Prügeln Sie sich oft?
Lustig, dass Sie fragen – eigentlich seit ein paar Jahrzehnten nicht mehr. Aber neulich habe ich in Orlando, Florida, gespielt, und zwei Arschlöcher im Publikum hielten einfach nicht die Klappe. Ich fragte zuerst höflich, aber als das nichts nützte, haute ich erst dem einen und dann dem anderen in die Fresse. Der eine war der Sohn des Senators, dafür gab es viel Beifall.
Was war Ihre Grundmotivation, hinaus in die Welt zu gehen und Frauenfeindlichkeit und Ungerechtigkeit anzuprangern?
Ich fing mit zwölf Jahren an, meine Stimme zu erheben. Ich war voller Hass. Das bin ich irgendwie immer noch, lasse aber nicht zu, dass der Hass mich auffrisst, ich dirigiere ihn auf die Bühne, in meinem Privatleben habe ich gar keine Zeit für Hass, denn mein Feind ist zu groß, den kann ich eh nicht besiegen. Meine Rebellion war von Anfang an Lust. Lust im Angesicht der Apokalypse, am Rande des Abgrunds. Wenn man sich die Lust nicht zurückerobert, dann haben sie gewonnen. Ich werde also weitermachen. Ich bin zufrieden, denke sogar, dass ich die erfolgreichste Künstlerin meiner Zeit bin.
Das meinen Sie vermutlich nicht im finanziellen Sinne?
Nein, das hat nichts mit dem Stand meines Bankkontos zu tun, ich bin genauso viel oder wenig erfolgreich wie immer. Aber Wahrheit ist kein gefragtes Gut, aggressive Frauen sind es auch nicht, doch die Rolle von Frauen in der modernen Kultur ist so peinlich klein, dass ich gar nichts anderes tun kann, als weiterzumachen. Gegen die Miley Cyrusses, die Madonnas, diese ganzen Idioten in ihren Gymnastikanzügen, die kommerzielle Musik machen, um große Firmen zufriedenzustellen.
Ich bin überhaupt kein Madonna-Fan, aber könnte man bei ihr nicht sagen, sie hat sich zumindest als Musikerin, die auch über weibliche Sexualität singt, ihren Teil vom Kuchen gesichert?

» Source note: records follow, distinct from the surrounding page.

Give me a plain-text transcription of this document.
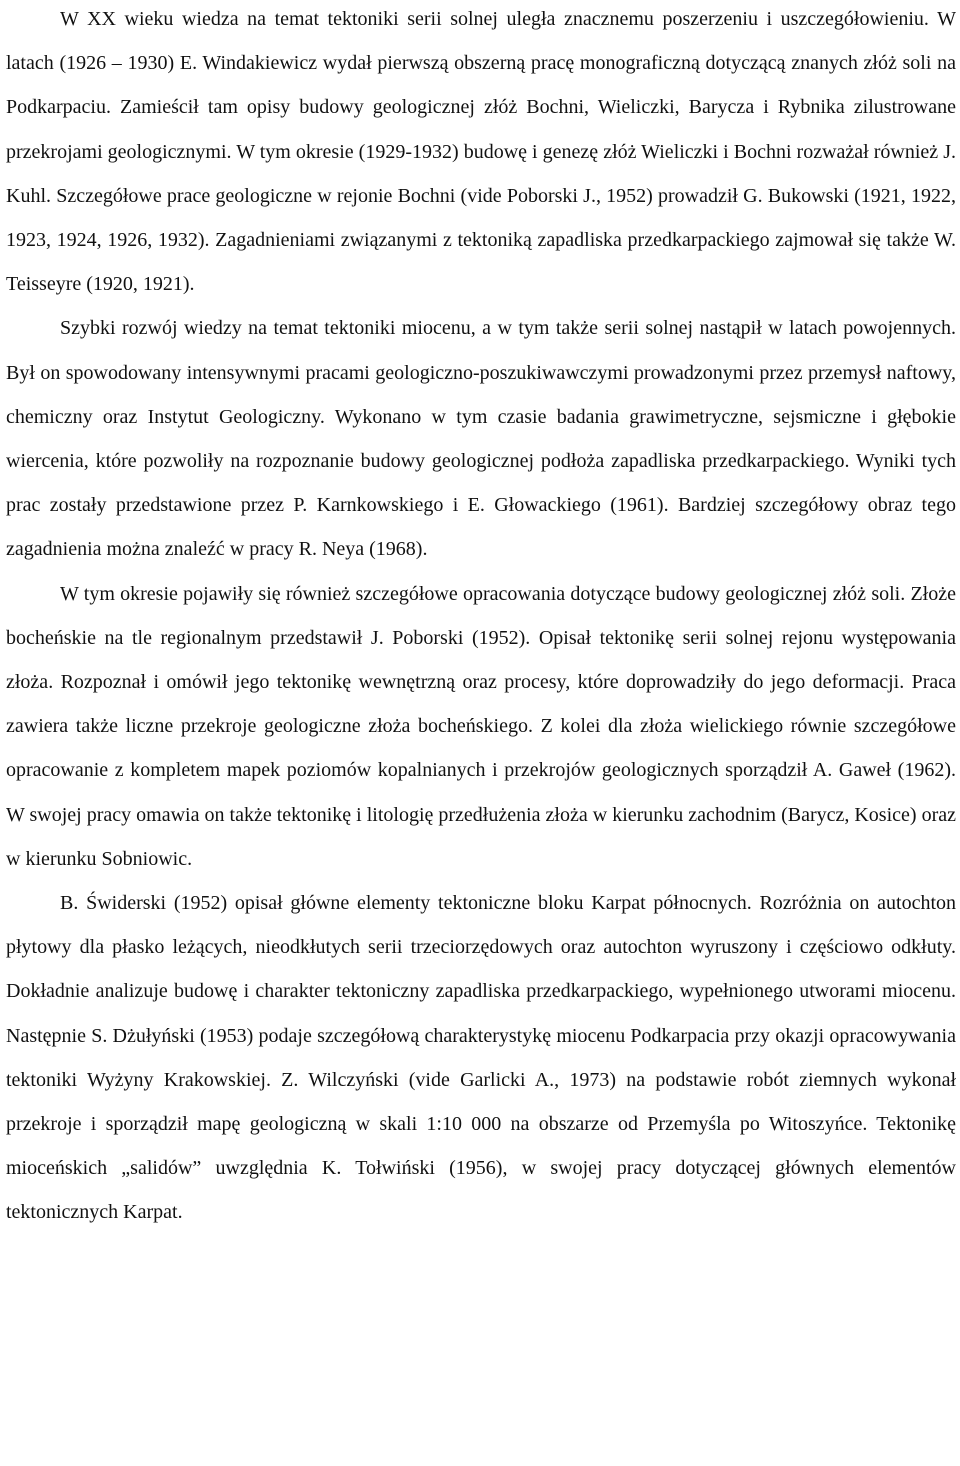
W XX wieku wiedza na temat tektoniki serii solnej uległa znacznemu poszerzeniu i uszczegółowieniu. W latach (1926 – 1930) E. Windakiewicz wydał pierwszą obszerną pracę monograficzną dotyczącą znanych złóż soli na Podkarpaciu. Zamieścił tam opisy budowy geologicznej złóż Bochni, Wieliczki, Barycza i Rybnika zilustrowane przekrojami geologicznymi. W tym okresie (1929-1932) budowę i genezę złóż Wieliczki i Bochni rozważał również J. Kuhl. Szczegółowe prace geologiczne w rejonie Bochni (vide Poborski J., 1952) prowadził G. Bukowski (1921, 1922, 1923, 1924, 1926, 1932). Zagadnieniami związanymi z tektoniką zapadliska przedkarpackiego zajmował się także W. Teisseyre (1920, 1921).

Szybki rozwój wiedzy na temat tektoniki miocenu, a w tym także serii solnej nastąpił w latach powojennych. Był on spowodowany intensywnymi pracami geologiczno-poszukiwawczymi prowadzonymi przez przemysł naftowy, chemiczny oraz Instytut Geologiczny. Wykonano w tym czasie badania grawimetryczne, sejsmiczne i głębokie wiercenia, które pozwoliły na rozpoznanie budowy geologicznej podłoża zapadliska przedkarpackiego. Wyniki tych prac zostały przedstawione przez P. Karnkowskiego i E. Głowackiego (1961). Bardziej szczegółowy obraz tego zagadnienia można znaleźć w pracy R. Neya (1968).

W tym okresie pojawiły się również szczegółowe opracowania dotyczące budowy geologicznej złóż soli. Złoże bocheńskie na tle regionalnym przedstawił J. Poborski (1952). Opisał tektonikę serii solnej rejonu występowania złoża. Rozpoznał i omówił jego tektonikę wewnętrzną oraz procesy, które doprowadziły do jego deformacji. Praca zawiera także liczne przekroje geologiczne złoża bocheńskiego. Z kolei dla złoża wielickiego równie szczegółowe opracowanie z kompletem mapek poziomów kopalnianych i przekrojów geologicznych sporządził A. Gaweł (1962). W swojej pracy omawia on także tektonikę i litologię przedłużenia złoża w kierunku zachodnim (Barycz, Kosice) oraz w kierunku Sobniowic.

B. Świderski (1952) opisał główne elementy tektoniczne bloku Karpat północnych. Rozróżnia on autochton płytowy dla płasko leżących, nieodkłutych serii trzeciorzędowych oraz autochton wyruszony i częściowo odkłuty. Dokładnie analizuje budowę i charakter tektoniczny zapadliska przedkarpackiego, wypełnionego utworami miocenu. Następnie S. Dżułyński (1953) podaje szczegółową charakterystykę miocenu Podkarpacia przy okazji opracowywania tektoniki Wyżyny Krakowskiej. Z. Wilczyński (vide Garlicki A., 1973) na podstawie robót ziemnych wykonał przekroje i sporządził mapę geologiczną w skali 1:10 000 na obszarze od Przemyśla po Witoszyńce. Tektonikę mioceńskich „salidów” uwzględnia K. Tołwiński (1956), w swojej pracy dotyczącej głównych elementów tektonicznych Karpat.
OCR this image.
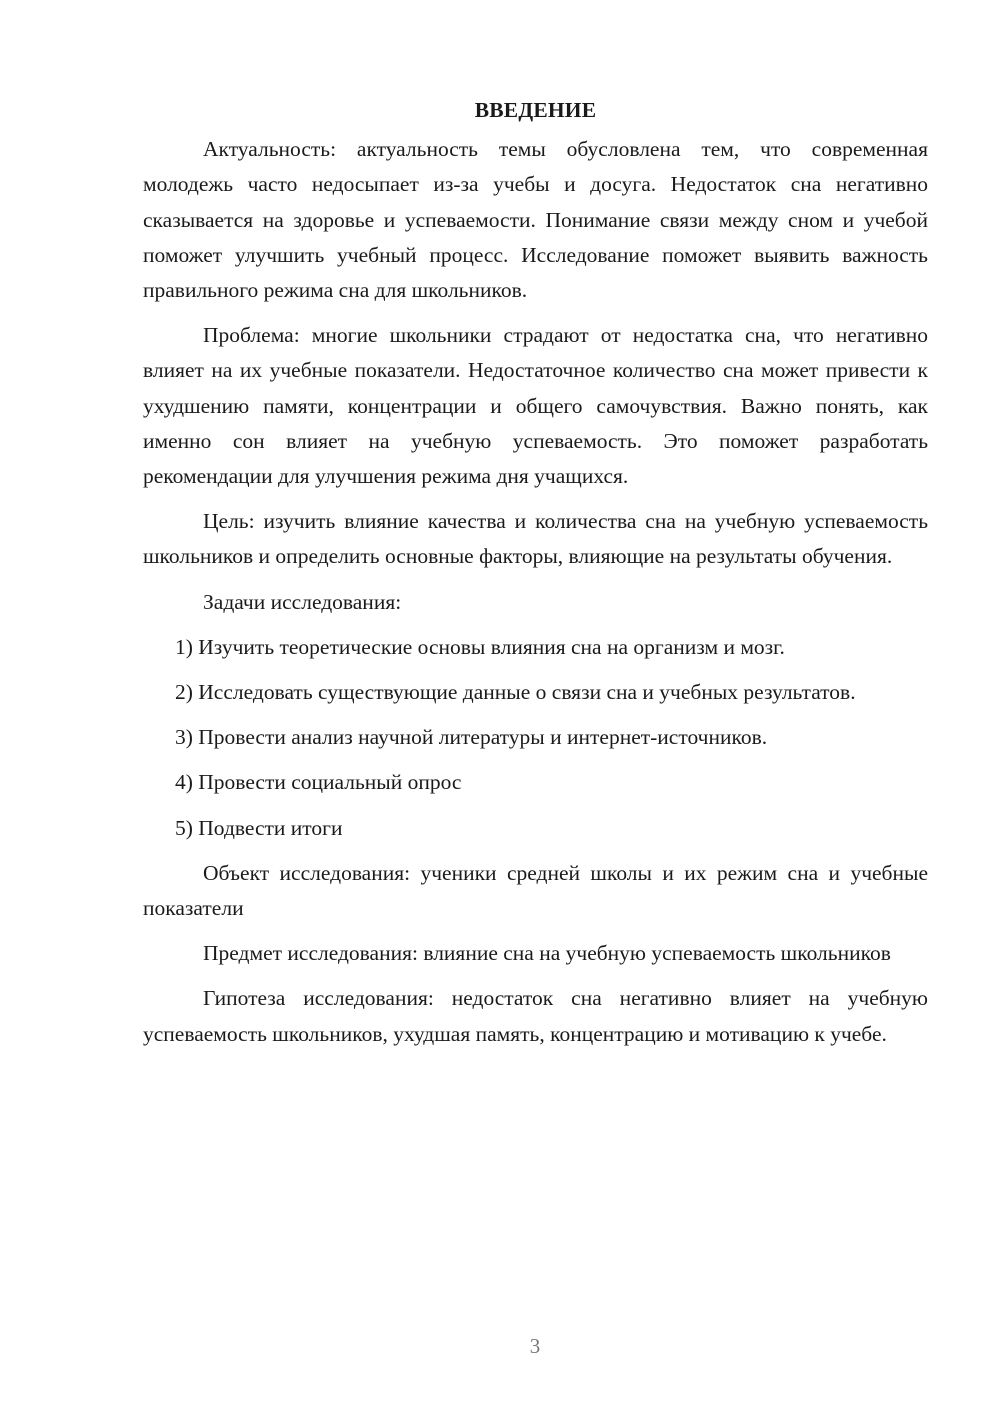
ВВЕДЕНИЕ

Актуальность: актуальность темы обусловлена тем, что современная молодежь часто недосыпает из-за учебы и досуга. Недостаток сна негативно сказывается на здоровье и успеваемости. Понимание связи между сном и учебой поможет улучшить учебный процесс. Исследование поможет выявить важность правильного режима сна для школьников.

Проблема: многие школьники страдают от недостатка сна, что негативно влияет на их учебные показатели. Недостаточное количество сна может привести к ухудшению памяти, концентрации и общего самочувствия. Важно понять, как именно сон влияет на учебную успеваемость. Это поможет разработать рекомендации для улучшения режима дня учащихся.

Цель: изучить влияние качества и количества сна на учебную успеваемость школьников и определить основные факторы, влияющие на результаты обучения.

Задачи исследования:

1) Изучить теоретические основы влияния сна на организм и мозг.

2) Исследовать существующие данные о связи сна и учебных результатов.

3) Провести анализ научной литературы и интернет-источников.

4) Провести социальный опрос

5) Подвести итоги

Объект исследования: ученики средней школы и их режим сна и учебные показатели

Предмет исследования: влияние сна на учебную успеваемость школьников

Гипотеза исследования: недостаток сна негативно влияет на учебную успеваемость школьников, ухудшая память, концентрацию и мотивацию к учебе.

3
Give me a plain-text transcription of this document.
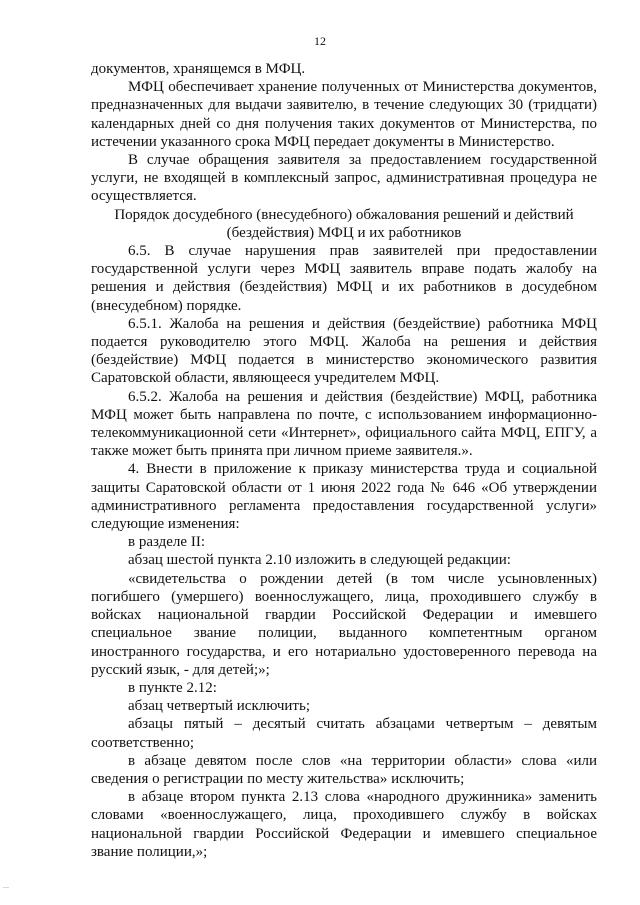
12

документов, хранящемся в МФЦ.

МФЦ обеспечивает хранение полученных от Министерства документов, предназначенных для выдачи заявителю, в течение следующих 30 (тридцати) календарных дней со дня получения таких документов от Министерства, по истечении указанного срока МФЦ передает документы в Министерство.

В случае обращения заявителя за предоставлением государственной услуги, не входящей в комплексный запрос, административная процедура не осуществляется.

Порядок досудебного (внесудебного) обжалования решений и действий (бездействия) МФЦ и их работников

6.5. В случае нарушения прав заявителей при предоставлении государственной услуги через МФЦ заявитель вправе подать жалобу на решения и действия (бездействия) МФЦ и их работников в досудебном (внесудебном) порядке.

6.5.1. Жалоба на решения и действия (бездействие) работника МФЦ подается руководителю этого МФЦ. Жалоба на решения и действия (бездействие) МФЦ подается в министерство экономического развития Саратовской области, являющееся учредителем МФЦ.

6.5.2. Жалоба на решения и действия (бездействие) МФЦ, работника МФЦ может быть направлена по почте, с использованием информационно-телекоммуникационной сети «Интернет», официального сайта МФЦ, ЕПГУ, а также может быть принята при личном приеме заявителя.».

4. Внести в приложение к приказу министерства труда и социальной защиты Саратовской области от 1 июня 2022 года № 646 «Об утверждении административного регламента предоставления государственной услуги» следующие изменения:

в разделе II:

абзац шестой пункта 2.10 изложить в следующей редакции:

«свидетельства о рождении детей (в том числе усыновленных) погибшего (умершего) военнослужащего, лица, проходившего службу в войсках национальной гвардии Российской Федерации и имевшего специальное звание полиции, выданного компетентным органом иностранного государства, и его нотариально удостоверенного перевода на русский язык, - для детей;»;

в пункте 2.12:

абзац четвертый исключить;

абзацы пятый – десятый считать абзацами четвертым – девятым соответственно;

в абзаце девятом после слов «на территории области» слова «или сведения о регистрации по месту жительства» исключить;

в абзаце втором пункта 2.13 слова «народного дружинника» заменить словами «военнослужащего, лица, проходившего службу в войсках национальной гвардии Российской Федерации и имевшего специальное звание полиции,»;
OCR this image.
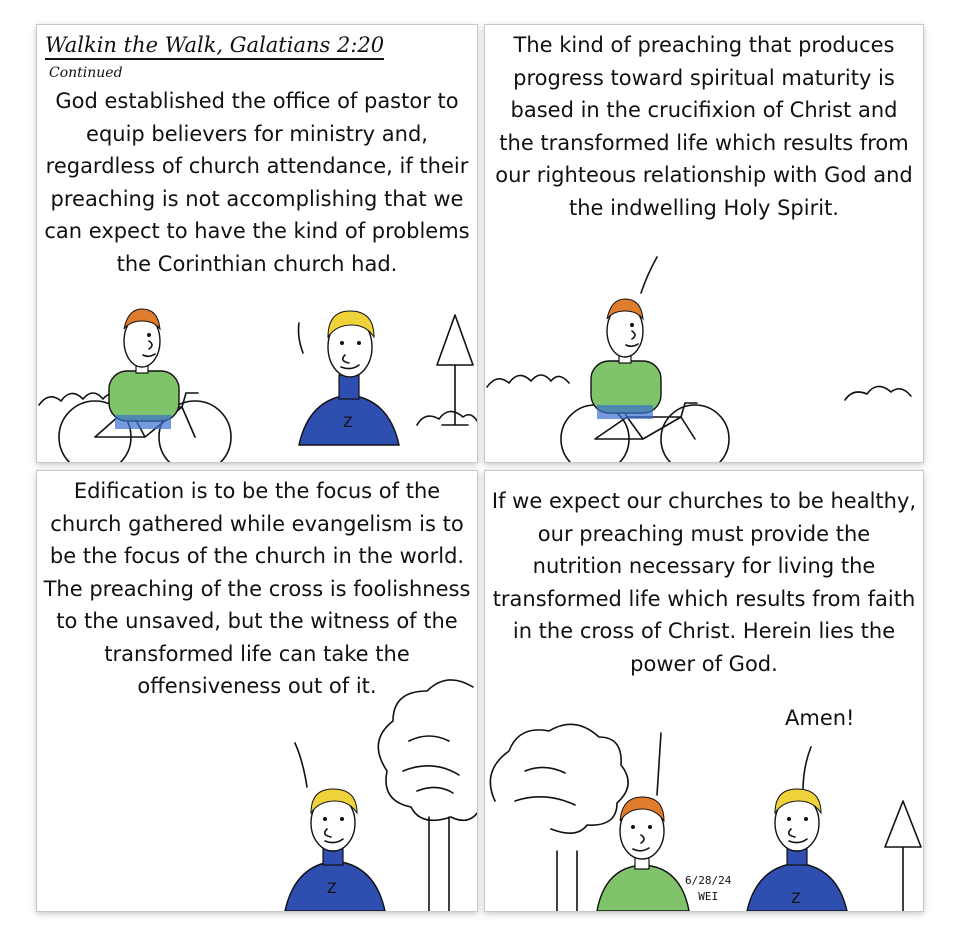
Walkin the Walk, Galatians 2:20
Continued
God established the office of pastor to equip believers for ministry and, regardless of church attendance, if their preaching is not accomplishing that we can expect to have the kind of problems the Corinthian church had.
Z
The kind of preaching that produces progress toward spiritual maturity is based in the crucifixion of Christ and the transformed life which results from our righteous relationship with God and the indwelling Holy Spirit.
Edification is to be the focus of the church gathered while evangelism is to be the focus of the church in the world. The preaching of the cross is foolishness to the unsaved, but the witness of the transformed life can take the offensiveness out of it.
Z
If we expect our churches to be healthy, our preaching must provide the nutrition necessary for living the transformed life which results from faith in the cross of Christ. Herein lies the power of God.
Amen!
6/28/24
WEI	Z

Ja, sie ist eine der reichsten Frauen der Welt, aber was macht sie mit ihren Scheißgeld? Sagen Sie mir eine gute Sache, die sie damit anstellt!
Kabbala-Center renovieren …?
Ach, das sind doch Idioten. Und bei Lady Gaga greift die Dribble-Down-Theorie, die besagt, dass Arme sich die Krumen aus den Bärten der Reichen holen: Sie sammelt anderer Menschen Ideen und verkauft sie zurück an die Öffentlichkeit. Sie hat nichts wirklich Eigenständiges.
Wer hat denn etwas?
Diamanda Galas, Wanda Coleman, Gudrun Gut, Adele Bertei, es gibt Tausende, Autorinnen, Ärzte, Architektinnen.
Woran liegt es, dass diese Künstlerinnen und Frauen nicht im landläufigen Sinne bekannter sind?
An der alten Angst vor starken Frauen. Und außerdem war es immer schon so, dass gute Künstler nicht anerkannt wurden, das hat sich nicht geändert. Nur dass die Menschen sich heute für den Ruhm komplett verkaufen. MTV brachte uns bei, dass jeder Rockstar werden kann. Ich bin damals nicht auf die Bühne gegangen, um Star zu werden, sondern um Antagonistin zu sein. Es war reiner Protest.
Kommt Ihr Protest denn bei den „Hustler“-Lesern richtig an?
Ich protestiere, wo ich gehe und stehe, so bin ich. Selbst wenn ich allein auf einer Bergspitze stehen würde, hätte ich ein Megafon dabei.